I passed on this one when it was in theaters because it was released during a time when I was so pissed off at both the Democrats and the Republicans that I wanted nothing to do with any film that smacked of political overtones, and the media were playing up the idea that the film was taking shots at the Bush administration. In doing so, they missed the real story: that this movie is a dopey piece of tripe undeserving of anything like the attention it got. If it hadn't been for the trumped-up assertion that it was somehow insulting to Bush/Cheney, The Day After Tomorrow wouldn't have rated 30 seconds on CNN.

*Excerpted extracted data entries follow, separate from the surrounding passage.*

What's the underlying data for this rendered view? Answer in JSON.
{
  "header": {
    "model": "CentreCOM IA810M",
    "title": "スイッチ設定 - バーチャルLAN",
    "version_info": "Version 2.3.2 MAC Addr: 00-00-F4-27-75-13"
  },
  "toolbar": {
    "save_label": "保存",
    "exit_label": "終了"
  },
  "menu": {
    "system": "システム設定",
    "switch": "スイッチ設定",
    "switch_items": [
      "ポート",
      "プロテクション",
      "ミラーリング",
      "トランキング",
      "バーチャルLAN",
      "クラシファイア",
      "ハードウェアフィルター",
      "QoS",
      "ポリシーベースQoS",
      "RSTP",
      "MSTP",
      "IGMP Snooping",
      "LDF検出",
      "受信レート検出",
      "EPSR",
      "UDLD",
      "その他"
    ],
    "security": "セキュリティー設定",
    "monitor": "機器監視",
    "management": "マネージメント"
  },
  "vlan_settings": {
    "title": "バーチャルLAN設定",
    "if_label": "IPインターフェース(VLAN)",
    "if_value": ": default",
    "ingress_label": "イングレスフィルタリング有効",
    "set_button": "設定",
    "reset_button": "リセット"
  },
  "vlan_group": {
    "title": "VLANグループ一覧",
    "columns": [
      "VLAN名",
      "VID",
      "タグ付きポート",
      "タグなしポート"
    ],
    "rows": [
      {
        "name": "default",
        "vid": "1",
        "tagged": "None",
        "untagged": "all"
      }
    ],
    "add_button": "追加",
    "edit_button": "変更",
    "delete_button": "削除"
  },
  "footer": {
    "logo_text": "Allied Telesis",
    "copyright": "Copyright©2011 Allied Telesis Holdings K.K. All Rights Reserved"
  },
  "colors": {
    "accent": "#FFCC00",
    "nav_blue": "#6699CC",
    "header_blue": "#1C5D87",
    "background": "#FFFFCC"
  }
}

The film revolves around and is consumed by the notion that an abrupt climate change could plunge the northern hemisphere into a new ice age essentially overnight. There's a drastic melting of the polar ice sheets that yields up huge floods and causes gigantic superstorms that last for a week, sucking super-cold air from the upper atmosphere that freezes solid pretty much everything north of Kansas. There's a sub-plot about a climatologist trying to reach his sullen teenage son, who's stuck in New York City, but don't be fooled into thinking there's a story here -- it's all about the pseudo-science premise being displayed in every possible fashion writer/director Roland Emmerich could figure out how to render in CGI.

OK, slow climate change wouldn't make a compelling disaster film; I concede that. But if you buy that we could experience a change from a temperate climate to a new ice age in a couple of days, you need to be returned to seventh-grade science class until you gain a grasp of basic thermodynamics. I don't care how many hydrocarbons humans burn, the temperature of Atlantic Ocean currents isn't going to drop dramatically in a week.

Now, I've come away happy from lots of movies that started from stupid premises -- after all, it's possible to use a stupid premise in a way that leaves the viewer satisfied. Hey, I liked The Poseidon Adventure. The problem with The Day After Tomorrow is that the stupid premise is shouted at the audience over and over again -- like we didn't get the point the first 20 times it was made -- and there's really nothing else to pull this film above the level of goofy knockoff disaster flicks like Volcano or Dante's Peak. People get drowned, they fall to their deaths, they freeze to death, they're trapped in intense survival situations. The only inventive bit here is that a few people get attacked by wolves.

Unless (again) you're really impressed by CGI effects and/or you flunked every science class after seventh grade and you just don't know any better, there's nothing here worth spending your money on. If you've got a jones that won't be eased by anything but a disaster flick, rent The Towering Inferno...quick, before they remake it.